Getty Images Woman, with her head resting on her hand, looks at receipts while sitting at a table with a teacup and calculator in front of her.Getty Images

Debt charities say they are receiving an influx of calls as people worry their financial situation has slipped towards becoming unmanageable.

The first weeks of January are usually the busiest time of year for helplines following a particularly expensive period.

Advice charity StepChange said Monday was busier than any single day last year, and credit counselling service Money Wellness said a fifth of those accessing its services at the turn of the year did so between 22:00 and 03:00.

Dave Murphy is working his way out of debt and said demands from creditors could have become overwhelming, but he urged anyone struggling to ensure they asked for help – for their financial and mental wellbeing.

Money Wellness, which runs free debt and money advice services, said thousands of people had accessed its services on Christmas Eve and Christmas Day. Expanded assistance online allows people to increasingly find information outside of normal hours – including overnight.

Sebrina McCullough, its head of advice, said: “The numbers we’re seeing over Christmas and New Year are unprecedented.

“People often feel pressure to celebrate the holidays, even when money is tight, and our data shows many are turning to us late at night when they feel most anxious.”

Pressure of priority bills

StepChange’s website had 3,958 visitors on Christmas Day, and 15,401 on New Year’s Eve and 1 January combined.

Many may have simply been exploring their options, but calls came in thick and fast at the start of the month. While not at the level of the energy crisis of a few years ago, call numbers were notably up on last year.

The Money Advice Trust, which runs National Debtline, said the first working days of January had seen more calls than last year.

Monday was the busiest single day in its history, when 1,365 calls came in.

Concerns are particularly acute for those struggling to pay priority bills such as council tax and rent.

The colder weather could also place extra strain on vulnerable households, with £4.4bn already owed to energy suppliers following a period of high prices, although the government’s cold weather payments have been triggered in many areas.

Charities are urging anyone whose debt has become unmanageable to seek help as soon as possible, rather than making matters worse by ignoring the situation.

That is a view shared by Dave, who has managed to work his way out of difficulty.

A few years ago, he found his previously manageable credit card debt becoming a problem when he was unexpectedly made redundant at the same time as going through a divorce.

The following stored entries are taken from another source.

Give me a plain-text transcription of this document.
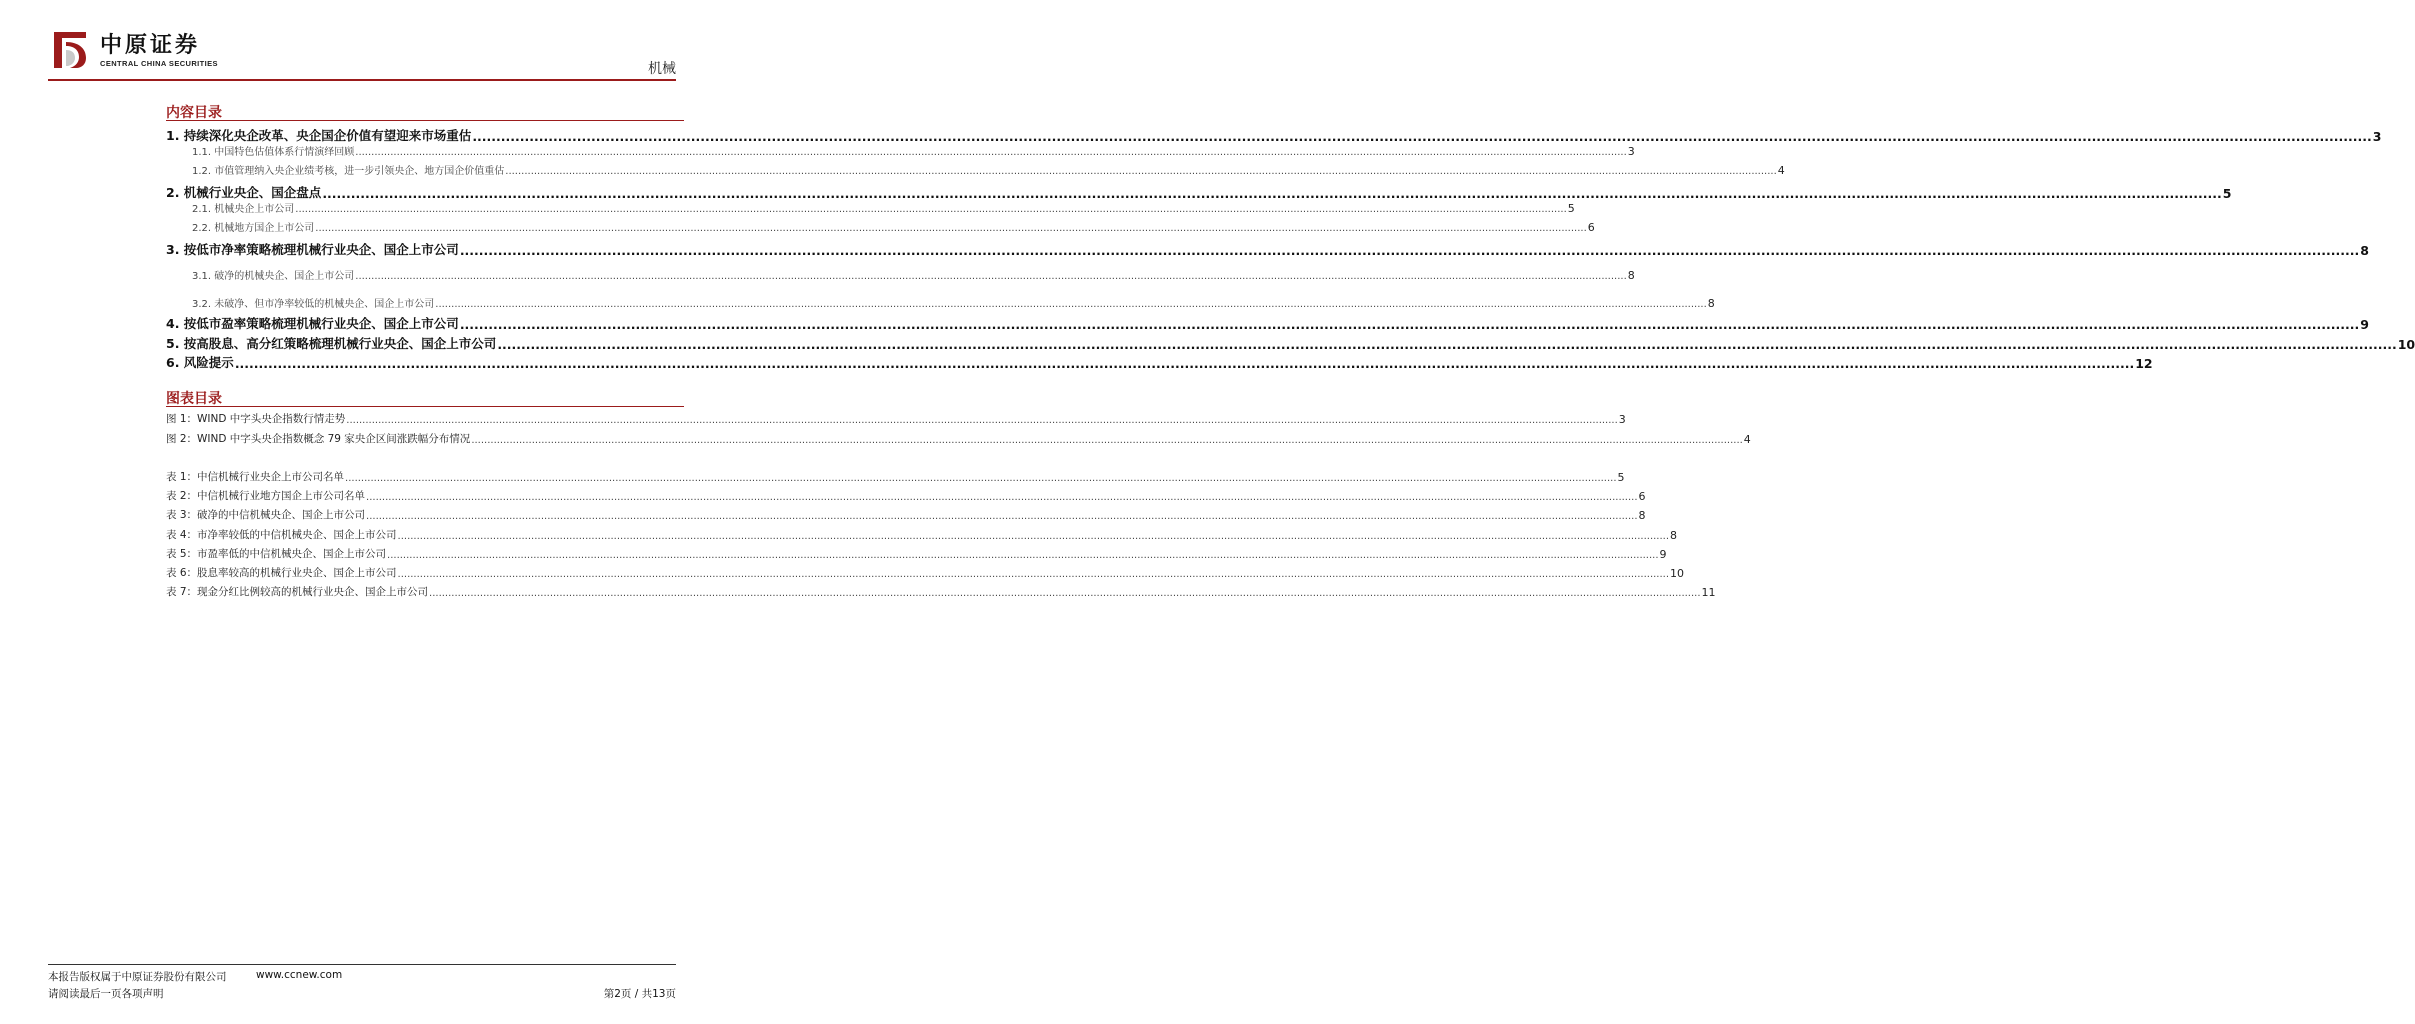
中原证券
CENTRAL CHINA SECURITIES	机械
内容目录
1. 持续深化央企改革、央企国企价值有望迎来市场重估 ................................................................................................................................................................................................................................................................................................................................................................................................................ 3
1.1. 中国特色估值体系行情演绎回顾 ................................................................................................................................................................................................................................................................................................................................................................................................................ 3
1.2. 市值管理纳入央企业绩考核，进一步引领央企、地方国企价值重估 ................................................................................................................................................................................................................................................................................................................................................................................................................ 4
2. 机械行业央企、国企盘点 ................................................................................................................................................................................................................................................................................................................................................................................................................ 5
2.1. 机械央企上市公司 ................................................................................................................................................................................................................................................................................................................................................................................................................ 5
2.2. 机械地方国企上市公司 ................................................................................................................................................................................................................................................................................................................................................................................................................ 6
3. 按低市净率策略梳理机械行业央企、国企上市公司 ................................................................................................................................................................................................................................................................................................................................................................................................................ 8
3.1. 破净的机械央企、国企上市公司 ................................................................................................................................................................................................................................................................................................................................................................................................................ 8
3.2. 未破净、但市净率较低的机械央企、国企上市公司 ................................................................................................................................................................................................................................................................................................................................................................................................................ 8
4. 按低市盈率策略梳理机械行业央企、国企上市公司 ................................................................................................................................................................................................................................................................................................................................................................................................................ 9
5. 按高股息、高分红策略梳理机械行业央企、国企上市公司 ................................................................................................................................................................................................................................................................................................................................................................................................................ 10
6. 风险提示 ................................................................................................................................................................................................................................................................................................................................................................................................................ 12
图表目录
图 1：WIND 中字头央企指数行情走势 ................................................................................................................................................................................................................................................................................................................................................................................................................ 3
图 2：WIND 中字头央企指数概念 79 家央企区间涨跌幅分布情况 ................................................................................................................................................................................................................................................................................................................................................................................................................ 4
表 1：中信机械行业央企上市公司名单 ................................................................................................................................................................................................................................................................................................................................................................................................................ 5
表 2：中信机械行业地方国企上市公司名单 ................................................................................................................................................................................................................................................................................................................................................................................................................ 6
表 3：破净的中信机械央企、国企上市公司 ................................................................................................................................................................................................................................................................................................................................................................................................................ 8
表 4：市净率较低的中信机械央企、国企上市公司 ................................................................................................................................................................................................................................................................................................................................................................................................................ 8
表 5：市盈率低的中信机械央企、国企上市公司 ................................................................................................................................................................................................................................................................................................................................................................................................................ 9
表 6：股息率较高的机械行业央企、国企上市公司 ................................................................................................................................................................................................................................................................................................................................................................................................................ 10
表 7：现金分红比例较高的机械行业央企、国企上市公司 ................................................................................................................................................................................................................................................................................................................................................................................................................ 11
本报告版权属于中原证券股份有限公司	www.ccnew.com
请阅读最后一页各项声明	第2页 / 共13页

Dave Murphy in a floral shirt sits in front of a table with a vase of flowers on it.

Dave has turned his finances around after receiving help from StepChange

“They were two quite dramatic things in six months,” said Dave, who has previously spoken to the BBC about his debt issues.

“The debt was around £20,000 to £25,000 at its height. It became so overwhelming. You feel that you are letting creditors down because you want to do what they ask of you – but you are scared, you are renting, and at times you struggle to get through each day.

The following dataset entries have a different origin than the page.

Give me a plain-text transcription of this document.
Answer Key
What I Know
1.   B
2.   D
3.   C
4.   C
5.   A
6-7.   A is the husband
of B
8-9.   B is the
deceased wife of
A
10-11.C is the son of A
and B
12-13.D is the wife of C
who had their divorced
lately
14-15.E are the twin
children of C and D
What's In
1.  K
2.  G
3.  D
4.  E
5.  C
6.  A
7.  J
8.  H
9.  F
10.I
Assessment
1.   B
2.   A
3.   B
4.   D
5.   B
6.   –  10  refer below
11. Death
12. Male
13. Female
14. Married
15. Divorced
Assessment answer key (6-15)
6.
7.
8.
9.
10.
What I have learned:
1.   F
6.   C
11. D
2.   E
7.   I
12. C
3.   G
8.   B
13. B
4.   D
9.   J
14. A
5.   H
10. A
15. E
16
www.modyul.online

“Once you are in a spiral, it is really hard to get out of it.”

He is now working in insurance, his debts are manageable and being paid off, and he said he wanted to help others “to show that you can get through these things”.

Figures published earlier in the week by the Bank of England fuelled concerns that everyday costs were becoming harder for some households to manage without turning to borrowing.

The data showed that credit card borrowing grew at the fastest annual rate in nearly two years in the run-up to Christmas.

The annual growth rate for credit card borrowing increased to 12.1% in November, from 10.9% the previous month – the highest figure since January 2024 when it was 12.5%.